With millions of people doing the similar analysis on the basis of similar information, how often will stocks become mispriced? And how regularly can one detect those? Answer – not often and not dependably. But that is the essence of second level thinking. The first test is always the same, when receiving information – “and who doesn’t know that?” Second level thinkers depend on inefficiency. Where do the errors come from?
The most important thing is….. understanding risk
Investing consists of exactly one thing: dealing with the future and because none of us know the future with certainty, risk is inescapable – thus dealing with it is essential. When you’re considering an investment, your decision should be a function of the risk entailed as well as the potential return. Because their dislike for risk, investors have to be bribed with higher prospective returns to take incremental risks. Markets set themselves up so that risker assets appear to offer higher returns If that weren’t the case, then who’d buy them?
Riskier investments are those for which the outcome is less certain. The probability distributions are much wider. Higher expected returns, includes possibility of lower returns and in some cases, some losses.
The most important thing is…. recognizing risk
Recognizing risk often starts with understanding when investors are paying it too little heed, being too optimistic and paying too much for a given asset as a result. High risk, in other words comes with higher prices. Whether it be an individual security or other asset that is overrated and thus overpriced, or an entire market that’s been borne aloft by bullish sentiment and is thus sky high, participating when prices are high rather than shying away is the main source of risk.
Along the upward swing of the pendulum, people forget that truth and and embrace risk to the excess. In bull markets, people say “risk is my friend. The greater risk I take, the greater my return will be – I’d like more risk please”. Risk tolerance is antithetical to successful investing. When people aren’t afraid of risk, they’ll accept it without being compensated to do so, and risk compensation will disappear. This is a simple and inevitable relationship. There are fewer things riskier than the widespread belief that there’s no risk.

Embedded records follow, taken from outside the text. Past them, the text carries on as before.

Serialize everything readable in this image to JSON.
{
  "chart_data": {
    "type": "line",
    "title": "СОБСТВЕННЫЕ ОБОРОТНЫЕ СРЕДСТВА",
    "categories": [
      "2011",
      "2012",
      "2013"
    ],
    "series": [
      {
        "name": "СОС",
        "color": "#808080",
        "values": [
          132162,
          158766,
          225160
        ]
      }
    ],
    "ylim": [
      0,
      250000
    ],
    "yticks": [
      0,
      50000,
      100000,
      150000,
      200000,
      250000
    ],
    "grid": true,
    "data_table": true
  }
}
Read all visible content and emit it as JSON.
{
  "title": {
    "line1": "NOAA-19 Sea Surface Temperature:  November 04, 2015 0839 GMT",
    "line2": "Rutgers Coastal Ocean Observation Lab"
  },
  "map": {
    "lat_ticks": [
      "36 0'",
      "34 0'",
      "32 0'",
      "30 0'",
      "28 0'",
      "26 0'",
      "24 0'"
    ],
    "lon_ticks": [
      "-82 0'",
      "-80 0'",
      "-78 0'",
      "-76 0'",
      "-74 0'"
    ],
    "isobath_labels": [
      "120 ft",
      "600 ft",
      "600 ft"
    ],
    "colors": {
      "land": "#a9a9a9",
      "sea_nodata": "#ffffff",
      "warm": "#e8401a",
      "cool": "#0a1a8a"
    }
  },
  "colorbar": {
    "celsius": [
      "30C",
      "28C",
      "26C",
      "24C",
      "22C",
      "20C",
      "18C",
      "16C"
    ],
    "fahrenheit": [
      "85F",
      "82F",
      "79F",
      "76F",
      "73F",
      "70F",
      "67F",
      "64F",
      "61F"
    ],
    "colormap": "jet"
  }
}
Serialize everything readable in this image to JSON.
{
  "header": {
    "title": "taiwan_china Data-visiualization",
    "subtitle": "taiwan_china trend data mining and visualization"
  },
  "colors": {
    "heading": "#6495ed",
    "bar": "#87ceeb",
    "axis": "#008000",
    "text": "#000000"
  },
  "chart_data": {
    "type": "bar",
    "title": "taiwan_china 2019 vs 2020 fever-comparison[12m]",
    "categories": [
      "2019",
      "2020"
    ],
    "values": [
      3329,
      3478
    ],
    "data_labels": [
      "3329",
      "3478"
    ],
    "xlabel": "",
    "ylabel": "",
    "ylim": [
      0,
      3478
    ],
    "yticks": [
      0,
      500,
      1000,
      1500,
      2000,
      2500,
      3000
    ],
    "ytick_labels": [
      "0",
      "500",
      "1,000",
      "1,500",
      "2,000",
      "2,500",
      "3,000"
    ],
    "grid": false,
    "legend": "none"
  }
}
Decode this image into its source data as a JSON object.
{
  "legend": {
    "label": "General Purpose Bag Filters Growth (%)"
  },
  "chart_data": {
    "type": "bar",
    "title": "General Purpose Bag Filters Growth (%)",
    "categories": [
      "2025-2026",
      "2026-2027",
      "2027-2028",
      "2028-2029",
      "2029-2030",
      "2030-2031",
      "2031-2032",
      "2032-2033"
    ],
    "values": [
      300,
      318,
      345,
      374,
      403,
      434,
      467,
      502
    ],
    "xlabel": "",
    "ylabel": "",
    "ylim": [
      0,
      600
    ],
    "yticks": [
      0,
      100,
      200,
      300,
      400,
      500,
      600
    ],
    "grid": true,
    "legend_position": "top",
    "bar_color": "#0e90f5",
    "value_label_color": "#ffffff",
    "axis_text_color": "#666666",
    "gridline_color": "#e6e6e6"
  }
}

Whatever awards are presented for risk, they’re never given out in good times. The reason risk is covert, is because it’s invisible. Risk the possibility of loss is not observable. What is observable Is loss, and loss generally happens when risk collides with negative events. Germs cause illness, but germs themselves are not illness. We might say illness is what results when germs take hold. Homes in California may or may not have construction flaws, that would make them collapse during Earthquakes. We find out only when earthquake occurs. Likewise, loss is what happens when risk meets adversity.